But at the present moment Jean did not find the subject of the mine of sufficient interest to persuade her to walk down to it in an effort to make her own investigations. Things would clear up soon enough without her troubling. For there had to be friction every once and a while where so many people were employed.

Yawning several times, Jean finally dropped into a hammock that had been swung for Ruth on the porch at Rainbow Lodge. She was holding a magazine in her hand and reading it fitfully.

Probably Jean would have assured you that she was wearing the oldest and simplest dress in her entire wardrobe and that she really had not made any kind of toilet for the afternoon. Yet with Jean Bruce pretty clothes and a graceful and pleasing fashion of wearing them were second nature. It is true her pale pink cashmere frock was not new and was made in a straight piece with no trimming save a round lace collar and a girdle of broad pink silk ribbon. Yet Jean had wound a ribbon of the same color about her dark brown hair, until her usual pallor seemed to be warmed by its glow.

For a half moment she must have fallen asleep, for she was awakened by thinking she heard some one coming toward the Lodge. The next moment Ralph Merrit stood beside her.

He looked entirely unlike himself; his clothes were untidy; he seemed not to have slept for a number of nights; his face was worn and drawn. Jean was startled into sudden pity and interest. For Ralph had always seemed so capable and so efficient and if things worried him, he had always kept them to himself.

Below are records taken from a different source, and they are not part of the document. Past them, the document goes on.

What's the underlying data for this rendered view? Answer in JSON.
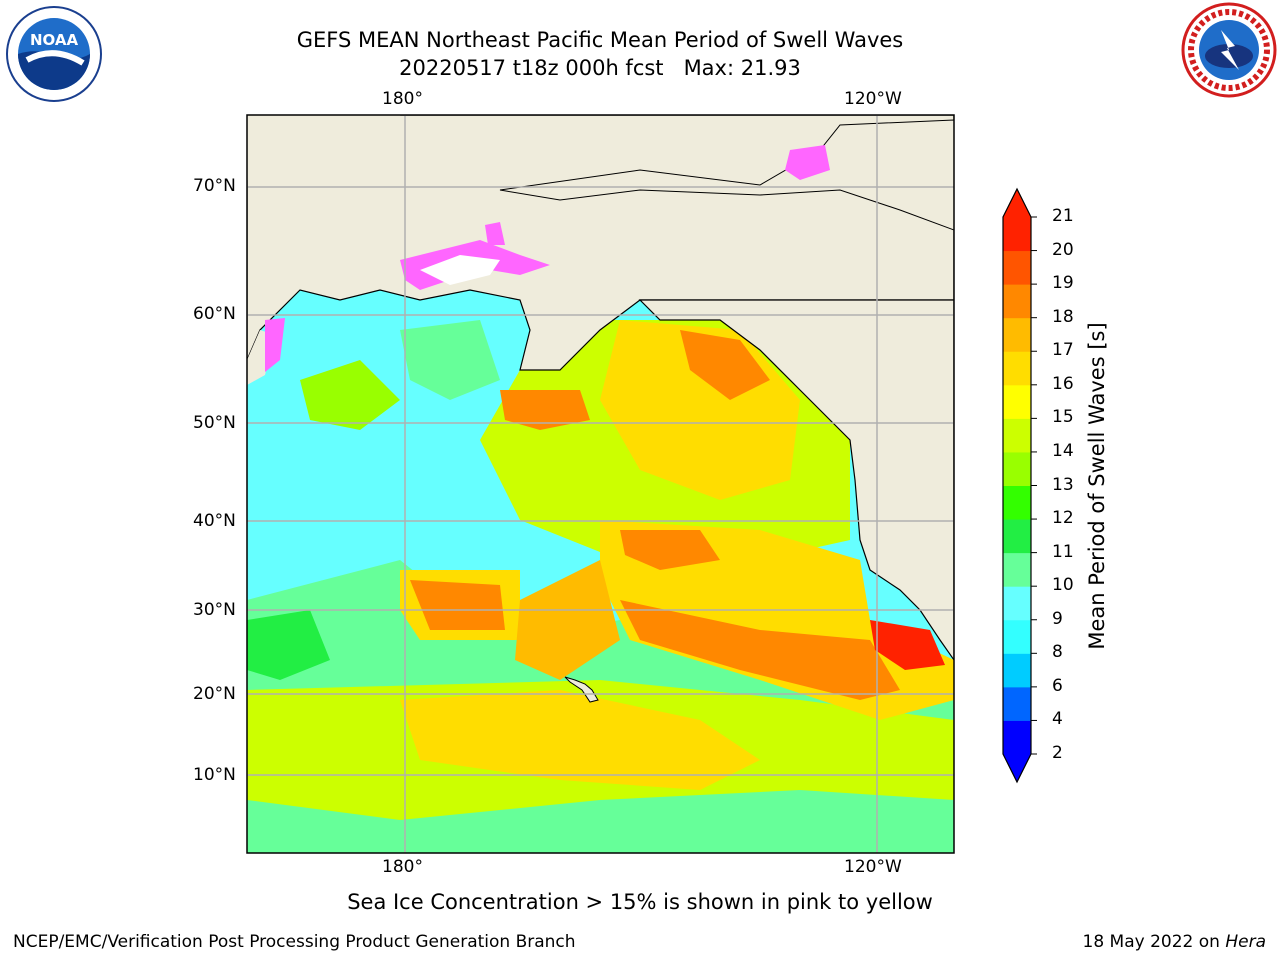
{
  "header": {
    "title": "GEFS MEAN Northeast Pacific Mean Period of Swell Waves",
    "subtitle": "20220517 t18z 000h fcst   Max: 21.93"
  },
  "logos": {
    "left": {
      "icon": "noaa-logo-icon",
      "text": "NOAA"
    },
    "right": {
      "icon": "nws-logo-icon",
      "text": "NATIONAL WEATHER SERVICE"
    }
  },
  "map": {
    "longitude_labels": [
      "180°",
      "120°W"
    ],
    "latitude_labels": [
      "70°N",
      "60°N",
      "50°N",
      "40°N",
      "30°N",
      "20°N",
      "10°N"
    ],
    "colors": {
      "land": "#efecdc",
      "gridline": "#b0b0b0",
      "coastline": "#000000"
    }
  },
  "colorbar": {
    "label": "Mean Period of Swell Waves [s]",
    "ticks": [
      "2",
      "4",
      "6",
      "8",
      "9",
      "10",
      "11",
      "12",
      "13",
      "14",
      "15",
      "16",
      "17",
      "18",
      "19",
      "20",
      "21"
    ],
    "colors": [
      "#0000ff",
      "#0066ff",
      "#00ccff",
      "#33ffff",
      "#66ffff",
      "#66ff99",
      "#22ee44",
      "#33ff00",
      "#99ff00",
      "#ccff00",
      "#ffff00",
      "#ffdd00",
      "#ffbb00",
      "#ff8800",
      "#ff5500",
      "#ff2200"
    ]
  },
  "notes": {
    "sea_ice": "Sea Ice Concentration > 15% is shown in pink to yellow",
    "credit": "NCEP/EMC/Verification Post Processing Product Generation Branch",
    "date": "18 May 2022 on ",
    "host": "Hera"
  }
}
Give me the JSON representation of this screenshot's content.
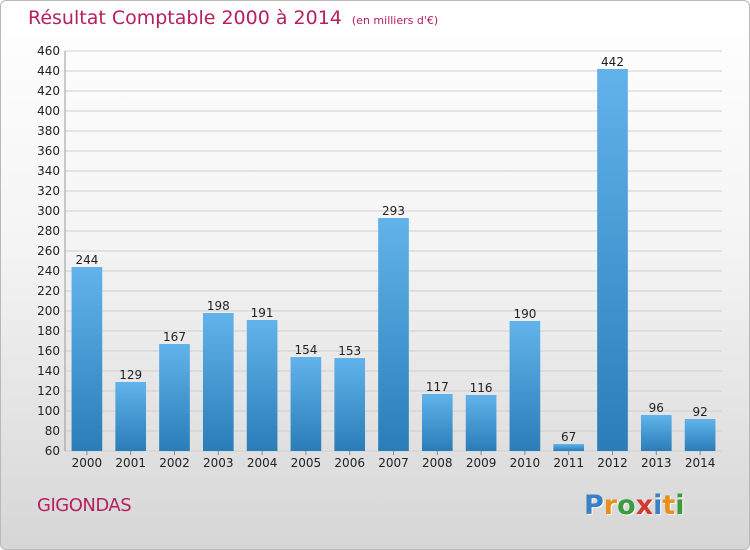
{
  "title": "Résultat Comptable 2000 à 2014",
  "subtitle": "(en milliers d'€)",
  "commune": "GIGONDAS",
  "logo": {
    "text": "Proxiti",
    "colors": [
      "#3b7fc4",
      "#e8901c",
      "#3b9a3b",
      "#d23a2e",
      "#3b7fc4",
      "#e8901c",
      "#3b9a3b"
    ]
  },
  "colors": {
    "accent": "#b5205e",
    "bar_light": "#62b3eb",
    "bar_dark": "#2a7db8"
  },
  "chart_data": {
    "type": "bar",
    "categories": [
      "2000",
      "2001",
      "2002",
      "2003",
      "2004",
      "2005",
      "2006",
      "2007",
      "2008",
      "2009",
      "2010",
      "2011",
      "2012",
      "2013",
      "2014"
    ],
    "values": [
      244,
      129,
      167,
      198,
      191,
      154,
      153,
      293,
      117,
      116,
      190,
      67,
      442,
      96,
      92
    ],
    "ylim": [
      60,
      460
    ],
    "ytick_step": 20,
    "grid": true,
    "xlabel": "",
    "ylabel": ""
  }
}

Now as Jean struggled to her feet he only said: "How do you do, Jean. Will you tell me, please, whether Mr. Colter is at home or whether I may be apt to find him anywhere about the ranch?"

But Jean's eyes questioned, although her lips as yet said nothing, and the young man flushed.

"I must beg your pardon for my appearance," he began awkwardly, "but I have been doing some rather hard traveling and I have not yet been to my own quarters to fix up. I had no idea of running across you." Ralph stared hard for a moment at the dainty girl slowly rising out of the hammock and then at himself. She was like the inside of a sea shell in her pink costume with her white skin and the pretty detached air she so often wore.

Ralph laughed uncomfortably and not very mirthfully.

"Won't you wait a minute, please?" Jean asked quietly. "Jim is not here and won't be for some little time perhaps. But I have an idea that you are hungry as well as tired and I have been longing for some one to drink afternoon tea with me." And before her companion could reply the girl disappeared.